Recently published retrospective observations are focused on neurologic manifestations at patients with COVID-19 from the Chinese Wuhan and include 214 patients hospitalized with laboratory confirmed diagnoses. These observations show that about 60% of patients were defined as lungs, and the rest were defined as having a heavy infection concerning their respiratory status. About 36% of patients from a cohort had neurologic manifestations, serious condition of patients, was more connected with comorbid conditions, is more often — with hypertensia, than with presence of the most typical respiratory symptoms.

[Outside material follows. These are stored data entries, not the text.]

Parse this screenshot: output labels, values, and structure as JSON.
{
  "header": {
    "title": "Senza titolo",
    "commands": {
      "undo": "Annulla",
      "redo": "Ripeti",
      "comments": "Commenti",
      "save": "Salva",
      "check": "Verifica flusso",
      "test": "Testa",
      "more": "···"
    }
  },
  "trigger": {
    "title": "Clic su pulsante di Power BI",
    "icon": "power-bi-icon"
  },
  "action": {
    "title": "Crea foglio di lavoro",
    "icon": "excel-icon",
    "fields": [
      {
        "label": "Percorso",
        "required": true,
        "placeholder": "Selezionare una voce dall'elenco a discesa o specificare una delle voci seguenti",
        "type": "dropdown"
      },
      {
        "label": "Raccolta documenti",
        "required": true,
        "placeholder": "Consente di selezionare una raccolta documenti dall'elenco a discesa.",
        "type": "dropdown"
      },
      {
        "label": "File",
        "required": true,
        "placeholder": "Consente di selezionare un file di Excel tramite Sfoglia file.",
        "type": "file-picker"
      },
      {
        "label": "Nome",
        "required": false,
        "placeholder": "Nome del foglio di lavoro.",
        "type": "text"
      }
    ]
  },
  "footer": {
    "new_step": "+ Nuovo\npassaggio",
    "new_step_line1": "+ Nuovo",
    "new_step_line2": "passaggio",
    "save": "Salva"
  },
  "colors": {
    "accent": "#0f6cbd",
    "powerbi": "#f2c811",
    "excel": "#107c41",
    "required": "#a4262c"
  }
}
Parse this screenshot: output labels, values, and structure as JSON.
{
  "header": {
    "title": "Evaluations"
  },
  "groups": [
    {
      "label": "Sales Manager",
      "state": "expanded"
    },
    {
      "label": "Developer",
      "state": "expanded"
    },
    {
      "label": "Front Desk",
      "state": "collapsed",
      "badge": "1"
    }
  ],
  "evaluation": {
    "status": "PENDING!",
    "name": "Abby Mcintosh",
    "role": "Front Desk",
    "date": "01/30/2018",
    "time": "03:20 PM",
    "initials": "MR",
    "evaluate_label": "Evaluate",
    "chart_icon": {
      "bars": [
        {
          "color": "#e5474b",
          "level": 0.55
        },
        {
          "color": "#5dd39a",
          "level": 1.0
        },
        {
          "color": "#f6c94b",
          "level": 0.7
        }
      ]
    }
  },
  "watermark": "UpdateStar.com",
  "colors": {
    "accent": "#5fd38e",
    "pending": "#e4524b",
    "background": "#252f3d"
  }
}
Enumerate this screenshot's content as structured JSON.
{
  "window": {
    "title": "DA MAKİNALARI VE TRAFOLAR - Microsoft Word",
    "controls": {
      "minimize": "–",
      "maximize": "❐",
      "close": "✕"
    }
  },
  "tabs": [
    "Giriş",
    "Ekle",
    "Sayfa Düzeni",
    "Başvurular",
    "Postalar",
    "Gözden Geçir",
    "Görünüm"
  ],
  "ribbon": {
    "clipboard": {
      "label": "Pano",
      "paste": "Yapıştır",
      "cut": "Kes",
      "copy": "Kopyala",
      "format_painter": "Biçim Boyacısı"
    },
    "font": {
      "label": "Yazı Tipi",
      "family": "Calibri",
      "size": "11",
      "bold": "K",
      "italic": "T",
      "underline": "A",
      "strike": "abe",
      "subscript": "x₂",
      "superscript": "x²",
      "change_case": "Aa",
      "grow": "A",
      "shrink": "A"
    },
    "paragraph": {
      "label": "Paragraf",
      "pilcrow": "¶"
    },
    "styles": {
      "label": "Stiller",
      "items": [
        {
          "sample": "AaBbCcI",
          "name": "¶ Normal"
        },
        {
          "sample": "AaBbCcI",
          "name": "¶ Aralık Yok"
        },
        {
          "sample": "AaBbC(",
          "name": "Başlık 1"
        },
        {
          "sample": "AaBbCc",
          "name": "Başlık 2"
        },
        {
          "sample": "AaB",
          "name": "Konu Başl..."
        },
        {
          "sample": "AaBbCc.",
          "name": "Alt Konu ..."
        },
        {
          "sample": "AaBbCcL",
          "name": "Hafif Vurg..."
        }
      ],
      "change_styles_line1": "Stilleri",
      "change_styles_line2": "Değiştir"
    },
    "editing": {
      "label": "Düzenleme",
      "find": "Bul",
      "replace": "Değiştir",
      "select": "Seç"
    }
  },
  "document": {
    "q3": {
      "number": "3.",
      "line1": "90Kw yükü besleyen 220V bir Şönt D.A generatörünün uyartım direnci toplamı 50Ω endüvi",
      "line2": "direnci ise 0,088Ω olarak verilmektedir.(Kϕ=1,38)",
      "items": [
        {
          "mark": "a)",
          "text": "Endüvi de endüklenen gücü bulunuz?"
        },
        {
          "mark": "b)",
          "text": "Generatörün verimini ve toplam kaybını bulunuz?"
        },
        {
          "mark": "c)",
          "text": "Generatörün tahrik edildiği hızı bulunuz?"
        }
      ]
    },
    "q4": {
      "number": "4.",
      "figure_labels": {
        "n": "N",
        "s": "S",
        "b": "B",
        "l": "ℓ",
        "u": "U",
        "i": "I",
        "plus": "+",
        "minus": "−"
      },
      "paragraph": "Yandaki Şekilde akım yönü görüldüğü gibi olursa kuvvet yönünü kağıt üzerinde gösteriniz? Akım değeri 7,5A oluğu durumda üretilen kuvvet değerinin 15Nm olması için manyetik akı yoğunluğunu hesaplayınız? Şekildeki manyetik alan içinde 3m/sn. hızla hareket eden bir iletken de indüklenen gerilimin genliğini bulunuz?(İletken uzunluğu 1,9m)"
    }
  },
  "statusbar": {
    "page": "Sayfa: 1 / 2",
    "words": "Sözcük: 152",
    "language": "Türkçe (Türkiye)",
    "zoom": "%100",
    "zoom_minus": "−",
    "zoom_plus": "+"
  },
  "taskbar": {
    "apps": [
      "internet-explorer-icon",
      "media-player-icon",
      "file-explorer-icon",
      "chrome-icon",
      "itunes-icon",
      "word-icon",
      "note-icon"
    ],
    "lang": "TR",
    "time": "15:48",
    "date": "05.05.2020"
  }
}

It is obvious that patients with the neurologic symptoms connected with the central nervous system (including the stroke connected with a trombotichesky mikroangiopatiya, cardiological frustration, a headache, loss of sense of smell and taste, etc.) were much more senior and were in more serious condition, in comparison with patients, having damages of peripheral nervous system. At these patients the D-dimera level (reminding a consumption coagulopathy — the IDCS was also most possibly increased), multiple defeat of bodies, increase in hepatic transaminases, the renal failure which is shown in increase in an urea nitrogen and level of creatinine in blood, increase in level of a creatine kinase in serum of muscular tissue was observed. It was established that the disease conducts the system of a hemostasis to a procoagulant state.

Some patients having neurologic manifestations had no typical symptoms of COVID-19 and they showed a negative take at KT of a thorax and in blood tests. Several days later these patients had a cough, a pharyngalgia in combination with a lymphopenia and development of damages of lungs as opaque glass on repeated KT of a thorax. SARS-CoV-2 infection at these patients was confirmed.

Thus, it is possible to draw a conclusion that patients with koronavirusny infections can have the various clinical manifestations connected with damage of the central or peripheral nervous system.